Web 2.0: Why it's all about Google
Despite lofty predictions for MySpace and YouTube, almost no one in the current Web wave is making money - except Google. That could be a good thing for investors, argues Fortune's Adam Lashinsky.
SAN FRANCISCO (Fortune) -- For a couple of years now, Internet-industry cognoscenti have cringed at the expression "Web 2.0". It's one of those catch-all phrases that started with a fairly specific definition (more on that in a bit) but has mushroomed into meaning essentially anything the person who evokes it wants it to mean.
What became clear at the loftily renamed Web 2.0 Summit, held last week at a posh hotel in San Francisco, is that the frothiness of Web 1.0 has returned and that Web 2.0 really is all about "the Google" and how everyone else relates to it.
Talk of bubbles tends to get anyone inside the inflated zone really agitated. Yet the frothier the current situation gets, the more Net-industry stalwarts protest that this new Net boom is different from the tragically departed Internet bubble of 1999-2000.
In fact, I haven't seen an event as frenzied, as exclusive - oh, let's just say it - as devoid of real news or fresh insight as the famous Robertson Stephens technology conference in early 2000. Investors literally hung from the nooks and crannies in the walls at that bubbly get-together, held a few months before the market peaked. At the summit last week, there was a giddy hunger in the eyes of executives from small and big companies alike, all wanting a piece of the action.
The problem is that there aren't enough pieces to go around. Precious few companies have gone public in the last few years because Google (Charts), Yahoo (Charts), Microsoft (Charts) or AOL (Charts) end up buying them.
But the reason they get bought is not because capital markets aren't receptive to IPOs - it's that the companies are more feature than business. Someone asked conference host John Battelle to name a Web 2.0 company that has succeeded as an independent company and all he could come up with was Google, founded in 1998, before the last bubbled inflated.
Web 2.0, by the way, refers to the companies generally founded after the last crash that use a series of software tools that allow individuals to manipulate what's on their screen.
The Web's first iteration entailed people going to Web sites, like Yahoo, to see what was there. Second-generation sites, like YouTube and MySpace, let users contribute their own information and then change it. That's the revolution in a nutshell.
Speaking of Google, it is striking how three years into full-on Googlemania - dating arbitrarily from, say, a year before Google's August 2004 IPO - the search-advertising company remains either the primary subject anyone wants to discuss or the elephant in the room on the topic of any other discussion.
AOL's Jonathan Miller talked about how only Google was in a position to purchase YouTube. Yahoo's David Filo endured questions about how his company can possibly compete with Google.
NBC's Beth Comstock professed the broadcast network's willingness to work with Google - while expecting to get paid by Google and others for the use of its programming.

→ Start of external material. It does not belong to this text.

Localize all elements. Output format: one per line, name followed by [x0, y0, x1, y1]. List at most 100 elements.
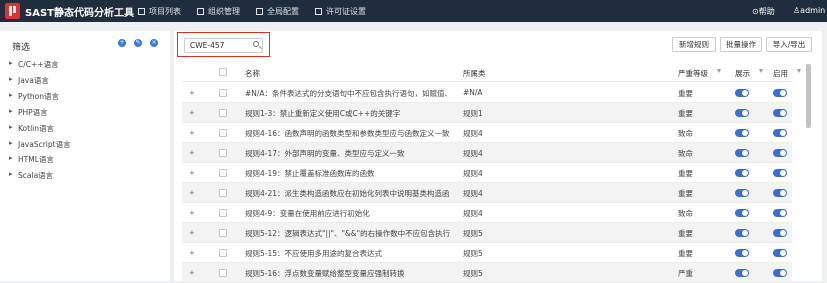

Microsoft demonstrated a nifty photo-viewing site. But the demo was classic Microsoft: a highly produced and choreographed display of technology that's not yet available to users that drew the inevitable comparison to how Google would have debuted a similar product, as it did when it turned Google Earth loose on a delighted public.
There's good news if you're a bubble conspiracy theorist: Odds are you haven't been able to invest in this one. The companies whose shareholders have benefited enormously this go-round include Web infrastructure companies like Akamai (Charts) and Cisco (Charts) as well as old-media companies that aren't getting right by the Internet, including Comcast (Charts) and News Corp (Charts). (See "The Boom Is Back," our prudent approach to investing in this craze from earlier in the year.)
The lot that will get burned in this bubble are the venture capitalists who are throwing their investors' cash at the 90th video-sharing site. VCs losing money is nothing to get upset about. That's their job.